- Genre: Comedy
- Created by: Dan Povenmire; Jeff "Swampy" Marsh;
- Directed by: Dan Povenmire; Robert F. Hughes; Bob Bowen;
- Voices of: "Weird Al" Yankovic; Sabrina Carpenter; Mekai Curtis;
- Opening theme: "It's My World (And We're All Living in It)" by "Weird Al" Yankovic
- Ending theme: "It's My World (And We're All Living in It)"
- Composer: Danny Jacob
- Country of origin: United States
- Original language: English
- No. of seasons: 2
- No. of episodes: 40 (73 segments) (list of episodes)

Production
- Executive producers: Dan Povenmire; Jeff "Swampy" Marsh;
- Producer: Robert F. Hughes
- Editor: Anne Harting
- Running time: 22 minutes (11 minutes per segment)
- Production company: Disney Television Animation

Original release
- Network: Disney XD
- Release: October 3, 2016 – December 2, 2017
- Network: Disney Channel
- Release: January 5 – May 18, 2019

Related
- Phineas and Ferb; Hamster & Gretel;

= Milo Murphy's Law =

American animated TV series (2016–2019)

Milo Murphy's Law is an American animated comedy television series created by Dan Povenmire and Jeff "Swampy" Marsh for Disney Channel and Disney XD. The series premiered on October 3, 2016, on Disney XD. It revolves around the title character, Milo Murphy, who is a descendant of the "Original Murphy" of Murphy's law, which states that anything that can go wrong will go wrong.
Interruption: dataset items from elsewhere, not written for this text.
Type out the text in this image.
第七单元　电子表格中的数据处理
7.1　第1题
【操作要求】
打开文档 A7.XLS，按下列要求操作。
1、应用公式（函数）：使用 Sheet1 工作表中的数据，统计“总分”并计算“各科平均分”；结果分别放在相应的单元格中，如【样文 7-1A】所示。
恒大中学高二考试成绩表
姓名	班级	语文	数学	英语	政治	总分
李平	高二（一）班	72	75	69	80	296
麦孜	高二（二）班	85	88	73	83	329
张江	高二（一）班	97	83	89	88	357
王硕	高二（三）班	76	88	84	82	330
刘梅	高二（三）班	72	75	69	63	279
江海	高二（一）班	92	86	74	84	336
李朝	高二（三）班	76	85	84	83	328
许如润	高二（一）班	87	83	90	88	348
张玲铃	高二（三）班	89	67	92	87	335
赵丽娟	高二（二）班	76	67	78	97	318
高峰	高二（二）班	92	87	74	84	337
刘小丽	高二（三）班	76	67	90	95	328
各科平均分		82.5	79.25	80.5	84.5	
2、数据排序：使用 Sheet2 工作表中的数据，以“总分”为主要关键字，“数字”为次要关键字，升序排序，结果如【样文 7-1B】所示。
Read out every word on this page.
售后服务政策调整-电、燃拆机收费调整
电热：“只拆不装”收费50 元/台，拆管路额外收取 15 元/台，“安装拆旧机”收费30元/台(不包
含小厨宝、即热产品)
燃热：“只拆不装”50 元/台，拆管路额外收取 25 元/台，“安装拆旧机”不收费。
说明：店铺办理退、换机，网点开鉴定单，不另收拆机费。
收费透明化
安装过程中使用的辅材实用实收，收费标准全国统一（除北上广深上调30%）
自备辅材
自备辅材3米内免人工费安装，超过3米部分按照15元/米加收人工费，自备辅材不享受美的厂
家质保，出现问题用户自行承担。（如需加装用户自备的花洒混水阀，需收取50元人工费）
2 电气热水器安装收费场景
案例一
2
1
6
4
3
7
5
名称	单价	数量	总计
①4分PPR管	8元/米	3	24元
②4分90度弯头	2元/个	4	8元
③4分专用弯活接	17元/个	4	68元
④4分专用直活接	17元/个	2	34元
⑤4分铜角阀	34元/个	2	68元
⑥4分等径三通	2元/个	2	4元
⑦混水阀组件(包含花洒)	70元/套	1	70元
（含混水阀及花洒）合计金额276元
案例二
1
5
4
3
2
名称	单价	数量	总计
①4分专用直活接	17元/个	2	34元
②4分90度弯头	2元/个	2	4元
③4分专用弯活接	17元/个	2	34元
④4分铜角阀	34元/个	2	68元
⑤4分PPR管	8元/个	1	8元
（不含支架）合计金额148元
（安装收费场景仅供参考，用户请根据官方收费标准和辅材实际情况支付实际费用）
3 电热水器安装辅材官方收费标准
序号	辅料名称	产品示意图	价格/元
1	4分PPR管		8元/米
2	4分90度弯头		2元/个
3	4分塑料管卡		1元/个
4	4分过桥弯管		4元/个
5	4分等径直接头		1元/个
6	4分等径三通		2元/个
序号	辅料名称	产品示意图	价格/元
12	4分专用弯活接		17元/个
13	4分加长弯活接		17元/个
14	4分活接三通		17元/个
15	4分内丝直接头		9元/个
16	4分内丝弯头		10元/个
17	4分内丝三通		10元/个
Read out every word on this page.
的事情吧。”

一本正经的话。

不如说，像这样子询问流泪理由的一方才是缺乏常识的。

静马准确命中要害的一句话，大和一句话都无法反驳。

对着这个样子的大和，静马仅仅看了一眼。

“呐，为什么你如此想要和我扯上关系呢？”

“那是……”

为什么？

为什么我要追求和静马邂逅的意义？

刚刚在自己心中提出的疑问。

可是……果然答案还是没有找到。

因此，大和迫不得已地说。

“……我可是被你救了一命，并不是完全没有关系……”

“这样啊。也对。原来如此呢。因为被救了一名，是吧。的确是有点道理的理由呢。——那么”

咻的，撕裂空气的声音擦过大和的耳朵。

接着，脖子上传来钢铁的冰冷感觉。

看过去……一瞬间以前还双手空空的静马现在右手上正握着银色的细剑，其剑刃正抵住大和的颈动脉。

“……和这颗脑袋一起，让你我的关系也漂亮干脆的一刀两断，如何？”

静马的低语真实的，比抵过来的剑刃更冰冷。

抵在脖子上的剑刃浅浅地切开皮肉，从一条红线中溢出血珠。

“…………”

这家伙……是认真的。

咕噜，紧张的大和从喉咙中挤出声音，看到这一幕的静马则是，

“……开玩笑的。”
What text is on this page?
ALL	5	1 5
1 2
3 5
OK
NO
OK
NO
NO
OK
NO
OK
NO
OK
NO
The series takes place in the same universe as Povenmire and Marsh's previous series Phineas and Ferb, with multiple references to the show occurring across the first season, culminating in a crossover at the start of the second season and continuing throughout with other plot threads from the former series.

While working on Hamster & Gretel, Povenmire stated that he and Marsh "...would both really love to do more Milo Murphy...I'm willing to do more than one show at a time," and according to Povenmire, a possible third season hinged on its Disney+ viewership.

==Characters==
===Main===
- "Weird Al" Yankovic as Milo Murphy, the title character of the series. He has a reputation for having extreme misfortune due to being a descendant of the creator of Murphy's Law. Despite constant misfortune, he is optimistic and has a talent for overcoming his bad luck. He carries a backpack with him that seems to have what he needs for any given situation. It was given to him by his old babysitter, Veronica, who was the only one able to handle Murphy's Law.
- Sabrina Carpenter as Melissa Chase, the long-time best friend of Milo's. Her father is the local fire chief. She has had a secret fear of rollercoasters, since one nearly fell on her, and has fake front teeth after catching a pop fly.
- Mekai Curtis as Zack Underwood, Milo's best friend. He was once the lead singer of a boy band called "The Lumberzacks".

===Supporting===
====The Murphys' house====
- Diedrich Bader as Martin Murphy, Milo's father. Just like his son, he has extreme misfortune. He is a safety inspector, mostly due to the fact that when he's around, safety contingencies are pushed to the limit.
- Pamela Adlon as Brigette Murphy, Milo's mother who is an architect.
- Kate Micucci as Sara Murphy, Milo's older sister and fellow Dr. Zone fan.
- Dee Bradley Baker as Diogee Ex Machina Murphy, Milo's dog. He regularly follows Milo, who keeps telling him to go home. His name is pronounced "d-o-g", and his middle name refers to the fact that he often appears out of nowhere, to help Milo out of seemingly hopeless situations. In general, his whole name is a play off of the phrase "deus ex machina" (with "god" as the translation of "deus").
- Dan Povenmire as Dr. Heinz Doofenshmirtz (a.k.a. "Professor Time"), a formerly-evil-scientist-turned-O.W.C.A. member. Doofenshmirtz becomes a supporting character in the second season, living in the Murphys' garden shed after his house is destroyed by Murphy's Law.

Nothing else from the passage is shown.